“Sizing up” emotional reponses

Here is a copy of a recent theoretical paper I wrote on the importance of “sizing up” emotional responses (musical and otherwise).  A formatted version can be obtained from the 2016 ICMPC Conference website.

Listener-normalized musical affect: conceptualizing “felt” musical emotions

Joseph PlazakSchool of Music, Illinois Wesleyan University, U.S.A


One commonly addressed distinction within the literature on musical affect is the difference between perceived and felt emotional experiences. This paper presents a conceptual framework for understanding how felt musical emotions differ from perceived musical emotions. Theories of perceived musical emotion often assume that musical sounds are normalized relative to their sound source. In this way, perceived emotions are often “externally” normalized relative to the capacities of a given instrument or ensemble. Felt musical emotions are, by definition, “internal” to the listener, and therefore, our understanding of these emotions might benefit from a process of “listener-normalization.” By employing “psychomechanical” attributes of sound, such as perceived sound source size and/or perceived sound source energy, it is possible to normalize sounds relative to the receiver/listener. When listeners normalize sounds relative to themselves, they may be able to determine their ability to “cope” with the size and energy of the sound source, and thereafter, activate proper “felt” emotional responses. This paper addresses current issues relating to our understanding of induced musical emotion, and in particular, details how the process of listener-normalization might explain some variability within experimental research on “felt” musical emotions.

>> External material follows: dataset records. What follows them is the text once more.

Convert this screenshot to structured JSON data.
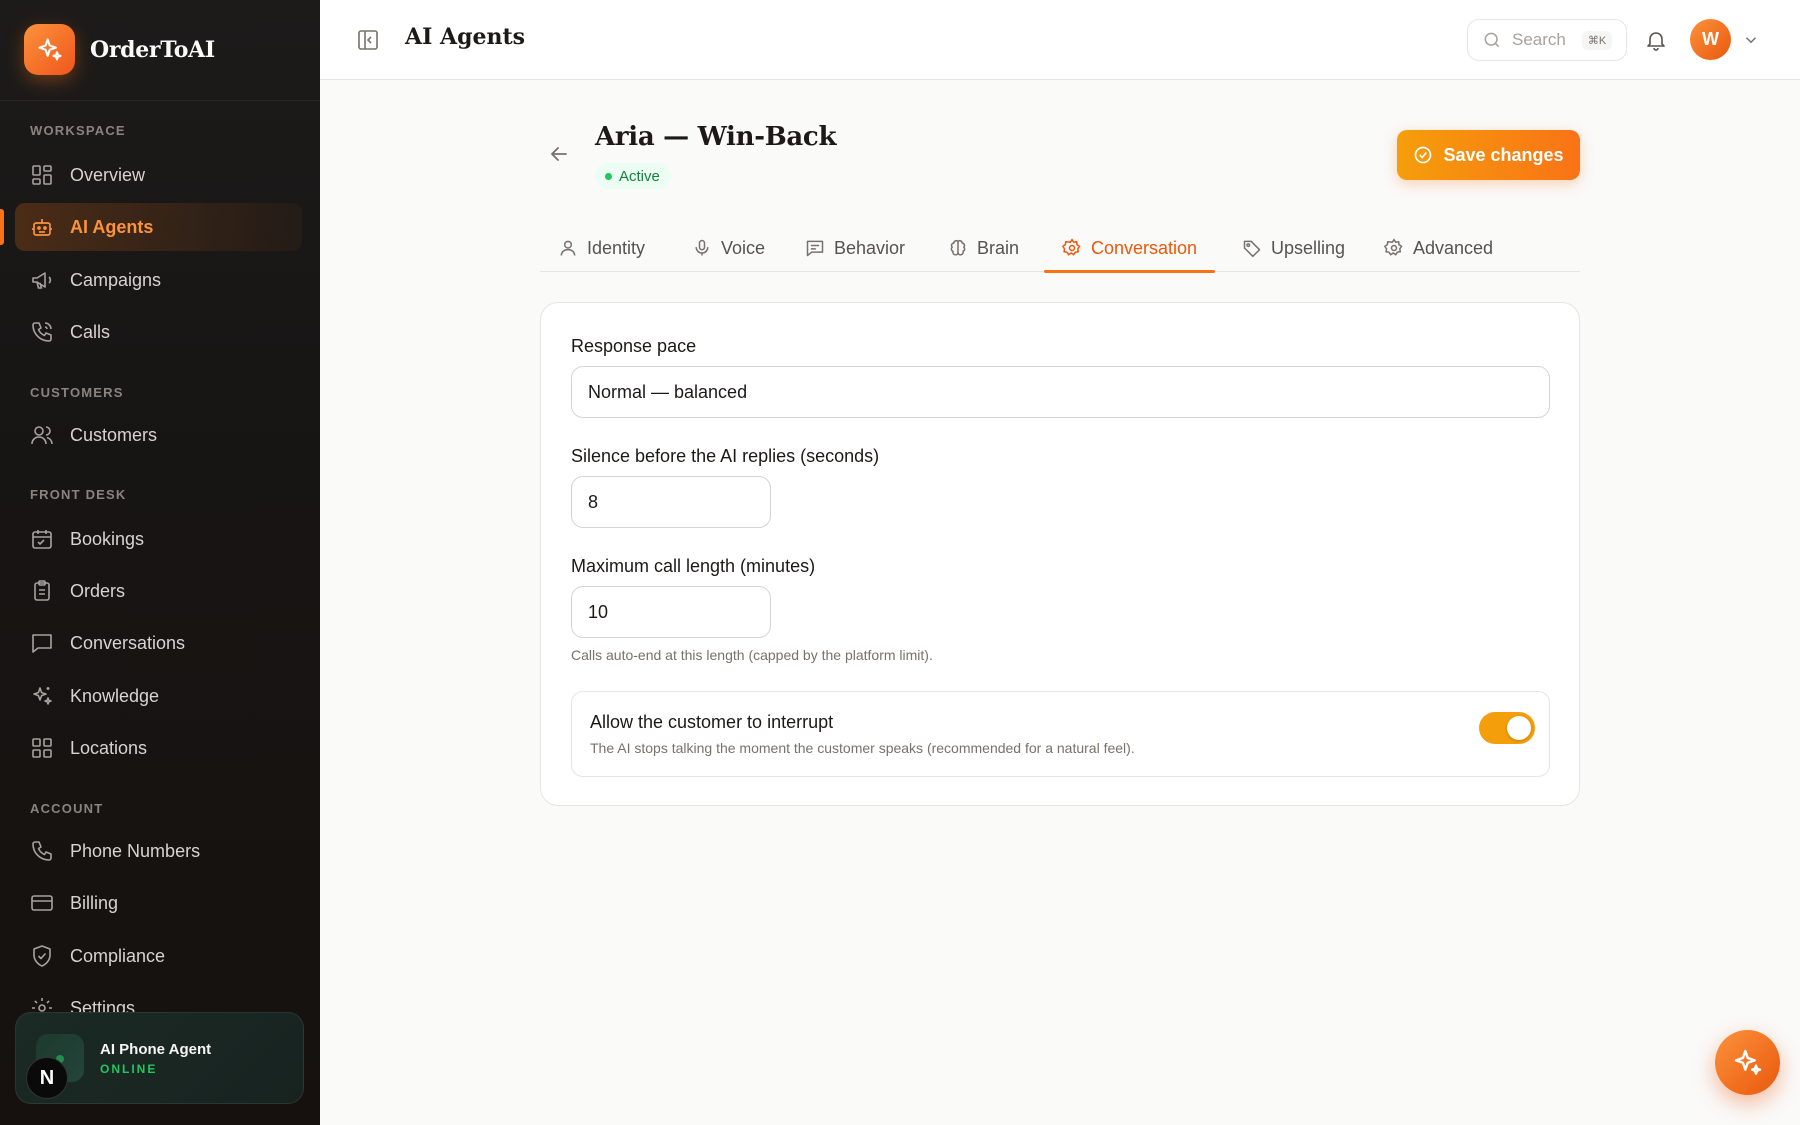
{
  "brand": {
    "name": "OrderToAI",
    "icon": "sparkles-icon"
  },
  "sidebar": {
    "sections": {
      "workspace": "WORKSPACE",
      "customers": "CUSTOMERS",
      "front_desk": "FRONT DESK",
      "account": "ACCOUNT"
    },
    "items": [
      {
        "label": "Overview",
        "icon": "grid-icon",
        "active": false
      },
      {
        "label": "AI Agents",
        "icon": "robot-icon",
        "active": true
      },
      {
        "label": "Campaigns",
        "icon": "megaphone-icon",
        "active": false
      },
      {
        "label": "Calls",
        "icon": "phone-call-icon",
        "active": false
      },
      {
        "label": "Customers",
        "icon": "users-icon",
        "active": false
      },
      {
        "label": "Bookings",
        "icon": "calendar-icon",
        "active": false
      },
      {
        "label": "Orders",
        "icon": "clipboard-icon",
        "active": false
      },
      {
        "label": "Conversations",
        "icon": "message-icon",
        "active": false
      },
      {
        "label": "Knowledge",
        "icon": "sparkles-icon",
        "active": false
      },
      {
        "label": "Locations",
        "icon": "grid-icon",
        "active": false
      },
      {
        "label": "Phone Numbers",
        "icon": "phone-icon",
        "active": false
      },
      {
        "label": "Billing",
        "icon": "credit-card-icon",
        "active": false
      },
      {
        "label": "Compliance",
        "icon": "shield-check-icon",
        "active": false
      },
      {
        "label": "Settings",
        "icon": "gear-icon",
        "active": false
      }
    ],
    "status_card": {
      "title": "AI Phone Agent",
      "status": "ONLINE"
    },
    "badge_letter": "N"
  },
  "topbar": {
    "title": "AI Agents",
    "search_placeholder": "Search",
    "search_shortcut": "⌘K",
    "avatar_initial": "W"
  },
  "agent": {
    "name": "Aria — Win-Back",
    "status": "Active",
    "save_label": "Save changes"
  },
  "tabs": [
    {
      "label": "Identity",
      "icon": "user-icon",
      "active": false
    },
    {
      "label": "Voice",
      "icon": "microphone-icon",
      "active": false
    },
    {
      "label": "Behavior",
      "icon": "chat-icon",
      "active": false
    },
    {
      "label": "Brain",
      "icon": "brain-icon",
      "active": false
    },
    {
      "label": "Conversation",
      "icon": "gear-icon",
      "active": true
    },
    {
      "label": "Upselling",
      "icon": "tag-icon",
      "active": false
    },
    {
      "label": "Advanced",
      "icon": "gear-icon",
      "active": false
    }
  ],
  "form": {
    "response_pace": {
      "label": "Response pace",
      "value": "Normal — balanced"
    },
    "silence": {
      "label": "Silence before the AI replies (seconds)",
      "value": "8"
    },
    "max_call": {
      "label": "Maximum call length (minutes)",
      "value": "10",
      "help": "Calls auto-end at this length (capped by the platform limit)."
    },
    "interrupt": {
      "label": "Allow the customer to interrupt",
      "description": "The AI stops talking the moment the customer speaks (recommended for a natural feel).",
      "enabled": true
    }
  },
  "colors": {
    "accent": "#f97316",
    "accent_light": "#f59e0b",
    "success": "#22c55e",
    "sidebar_bg": "#171514"
  }
}
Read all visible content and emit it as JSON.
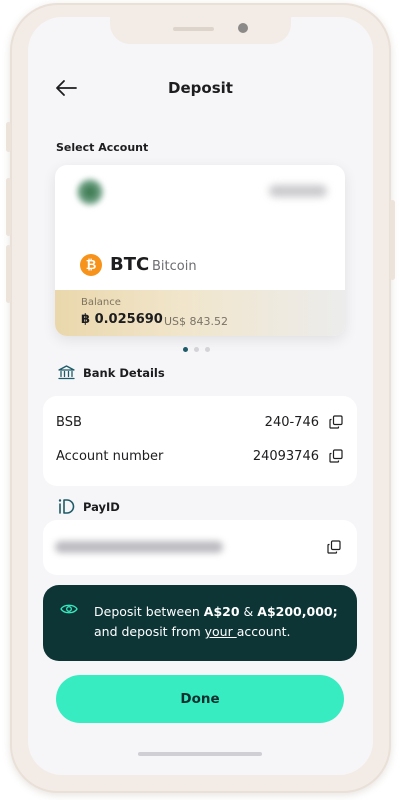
{
  "header": {
    "title": "Deposit",
    "back_icon": "arrow-left-icon"
  },
  "select_account": {
    "label": "Select Account",
    "card": {
      "coin_code": "BTC",
      "coin_name": "Bitcoin",
      "coin_icon": "bitcoin-icon",
      "balance_label": "Balance",
      "balance_value": "฿ 0.025690",
      "balance_usd": "US$ 843.52"
    },
    "carousel": {
      "active_index": 0,
      "count": 3
    }
  },
  "bank_details": {
    "heading": "Bank Details",
    "icon": "bank-icon",
    "rows": [
      {
        "label": "BSB",
        "value": "240-746"
      },
      {
        "label": "Account number",
        "value": "24093746"
      }
    ]
  },
  "payid": {
    "heading": "PayID",
    "icon": "payid-icon"
  },
  "notice": {
    "icon": "eye-icon",
    "text_prefix": "Deposit between ",
    "min_amount": "A$20",
    "connector": " & ",
    "max_amount": "A$200,000;",
    "line2_prefix": "and deposit from ",
    "emphasis": "your ",
    "line2_suffix": "account."
  },
  "done_button": {
    "label": "Done"
  },
  "colors": {
    "accent": "#37ecc1",
    "notice_bg": "#0d3536",
    "bitcoin": "#f7931a",
    "frame": "#f3ece6"
  }
}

There are a number of complexities concerning the ability of music to communicate emotional information, but one commonly made distinction pertains to the difference between “perceived” and “felt” affective communication. Since Gabrielsson (2002) reinvigorated the question of “internal locus of emotion” vs. “external locus of emotion” within musical communication, many studies have investigated this distinction (Schubert, 2013). The purpose of the present paper is to discuss how the process of listener-normalization might explain some variability within experimental research on “felt” musical emotion, and to encourage further research via this particular conceptualization.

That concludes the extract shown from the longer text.